The Bergman-Shilov boundary for subfamilies of $q$-plurisubharmonic functions

TL;DR

This paper defines and studies the Bergman-Shilov boundary for subclasses of upper-semicontinuous functions, establishing existence, uniqueness, and geometric properties, with applications to $q$-plurisubharmonic functions on convex domains.

Contribution

It introduces a new notion of the Shilov boundary for subclasses of functions and relates it to peak points and geometric structures, extending classical theorems.

Findings

Existence and uniqueness of the Shilov boundary for certain subclasses.

A geometric characterization of the Shilov boundary for $q$-plurisubharmonic functions.

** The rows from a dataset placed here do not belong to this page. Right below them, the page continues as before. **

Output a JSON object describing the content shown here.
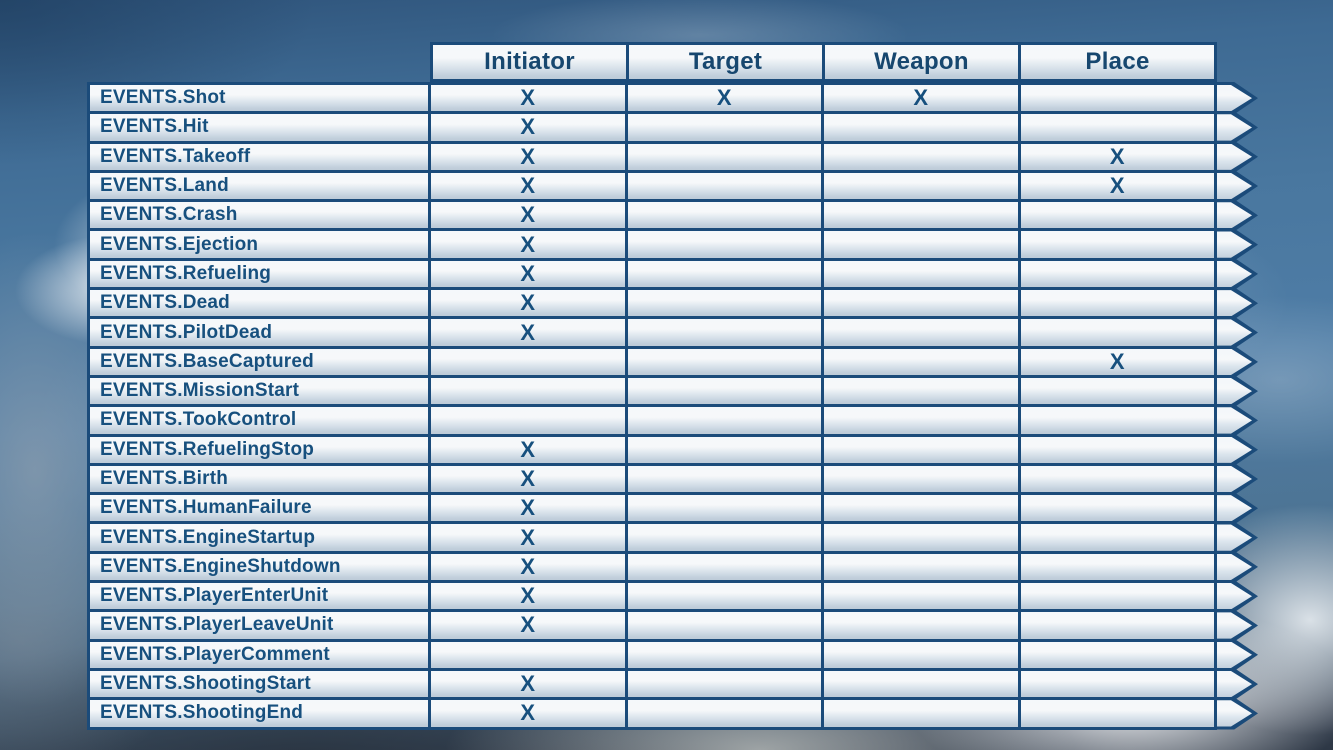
{
  "table": {
    "columns": [
      "Initiator",
      "Target",
      "Weapon",
      "Place"
    ],
    "mark_symbol": "X",
    "rows": [
      {
        "label": "EVENTS.Shot",
        "marks": [
          true,
          true,
          true,
          false
        ]
      },
      {
        "label": "EVENTS.Hit",
        "marks": [
          true,
          false,
          false,
          false
        ]
      },
      {
        "label": "EVENTS.Takeoff",
        "marks": [
          true,
          false,
          false,
          true
        ]
      },
      {
        "label": "EVENTS.Land",
        "marks": [
          true,
          false,
          false,
          true
        ]
      },
      {
        "label": "EVENTS.Crash",
        "marks": [
          true,
          false,
          false,
          false
        ]
      },
      {
        "label": "EVENTS.Ejection",
        "marks": [
          true,
          false,
          false,
          false
        ]
      },
      {
        "label": "EVENTS.Refueling",
        "marks": [
          true,
          false,
          false,
          false
        ]
      },
      {
        "label": "EVENTS.Dead",
        "marks": [
          true,
          false,
          false,
          false
        ]
      },
      {
        "label": "EVENTS.PilotDead",
        "marks": [
          true,
          false,
          false,
          false
        ]
      },
      {
        "label": "EVENTS.BaseCaptured",
        "marks": [
          false,
          false,
          false,
          true
        ]
      },
      {
        "label": "EVENTS.MissionStart",
        "marks": [
          false,
          false,
          false,
          false
        ]
      },
      {
        "label": "EVENTS.TookControl",
        "marks": [
          false,
          false,
          false,
          false
        ]
      },
      {
        "label": "EVENTS.RefuelingStop",
        "marks": [
          true,
          false,
          false,
          false
        ]
      },
      {
        "label": "EVENTS.Birth",
        "marks": [
          true,
          false,
          false,
          false
        ]
      },
      {
        "label": "EVENTS.HumanFailure",
        "marks": [
          true,
          false,
          false,
          false
        ]
      },
      {
        "label": "EVENTS.EngineStartup",
        "marks": [
          true,
          false,
          false,
          false
        ]
      },
      {
        "label": "EVENTS.EngineShutdown",
        "marks": [
          true,
          false,
          false,
          false
        ]
      },
      {
        "label": "EVENTS.PlayerEnterUnit",
        "marks": [
          true,
          false,
          false,
          false
        ]
      },
      {
        "label": "EVENTS.PlayerLeaveUnit",
        "marks": [
          true,
          false,
          false,
          false
        ]
      },
      {
        "label": "EVENTS.PlayerComment",
        "marks": [
          false,
          false,
          false,
          false
        ]
      },
      {
        "label": "EVENTS.ShootingStart",
        "marks": [
          true,
          false,
          false,
          false
        ]
      },
      {
        "label": "EVENTS.ShootingEnd",
        "marks": [
          true,
          false,
          false,
          false
        ]
      }
    ]
  },
  "colors": {
    "border_navy": "#1b4b7a",
    "text_navy": "#17507e",
    "sky_blue": "#4f7da6"
  }
}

Parts of the boundary are foliated by complex submanifolds in smooth pseudoconvex domains.

Abstract

We introduce a notion of the Bergman-Shilov (or Shilov) boundary for some subclasses of upper-semicontinuous functions on a compact Hausdorff space. It is by definition the smallest closed subset of the given space on which all functions of that subclass attain their maximum. For certain subclasses with simple structure one can show the existence and uniqueness of the Shilov boundary. Then we provide its relation to the set of peak points and establish Bishop-type theorems. As an application we obtain a generalization of Bychkov's theorem which gives a geometric characterization of the Shilov boundary for $q$-plurisubharmonic functions on convex bounded domains. In the case of bounded pesudoconvex domains with smooth boundary we also show that some parts of the Shilov boundary for $q$-plurisubharmonic functions are foliated by $q$-dimensional complex submanifolds.